Reducible Markov Decision Processes and Stochastic Games
提出可约马尔可夫决策过程,通过求解更简单的坐标MDP来获得精确解,实现维度约简,并扩展到随机博弈,给出纯策略马尔可夫完美均衡的存在条件与闭式解,适用于产能、库存管理和双寡头竞争等场景。
Markov decision processes (MDPs) provide a powerful framework for analyzing dynamic decision making. However, their applications are significantly hindered by the difficulty of obtaining solutions. In this study, we introduce reducible MDPs whose exact solutions can be obtained by solving simpler MDPs, termed the coordinate MDPs. The value function and an optimal policy of a reducible MDP are linear functions of those of the associated coordinate MDP. Because the coordinate MDP does not involve the multi‐dimensional endogenous state, we achieve dimension reduction on a reducible MDP. Extending the MDP framework to multiple players, we introduce reducible stochastic games.

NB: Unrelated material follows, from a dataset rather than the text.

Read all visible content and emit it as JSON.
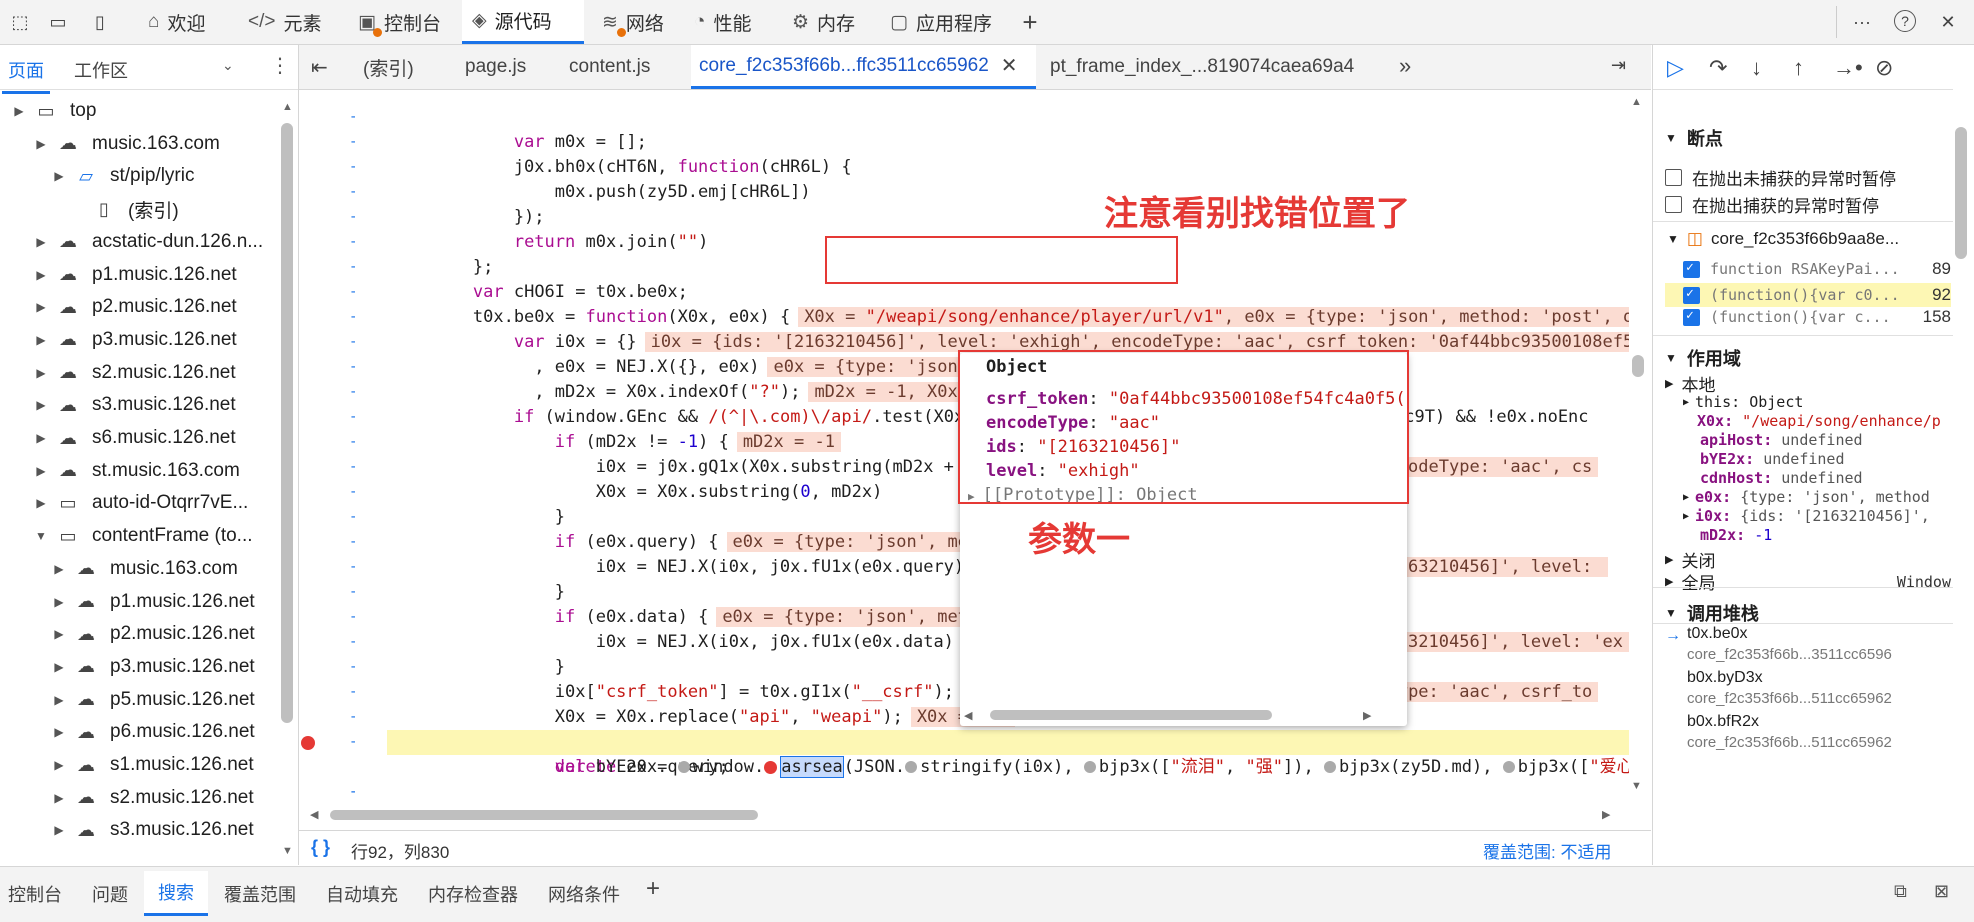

We show that these games reduce to simpler coordinate games that do not involve the multi‐dimensional endogenous state. We specify sufficient conditions for the existence of a pure‐strategy Markov perfect equilibrium in reducible stochastic games and derive closed‐form expressions for the players’ equilibrium values. The reducible framework encompasses a variety of linear and nonlinear models and offers substantial simplification in analysis and computation. We provide guidelines and illustrative examples on formulating problems as reducible models. We demonstrate the applicability and modeling flexibility of reducible models in a wide range of contexts including capacity and inventory management and duopoly competition.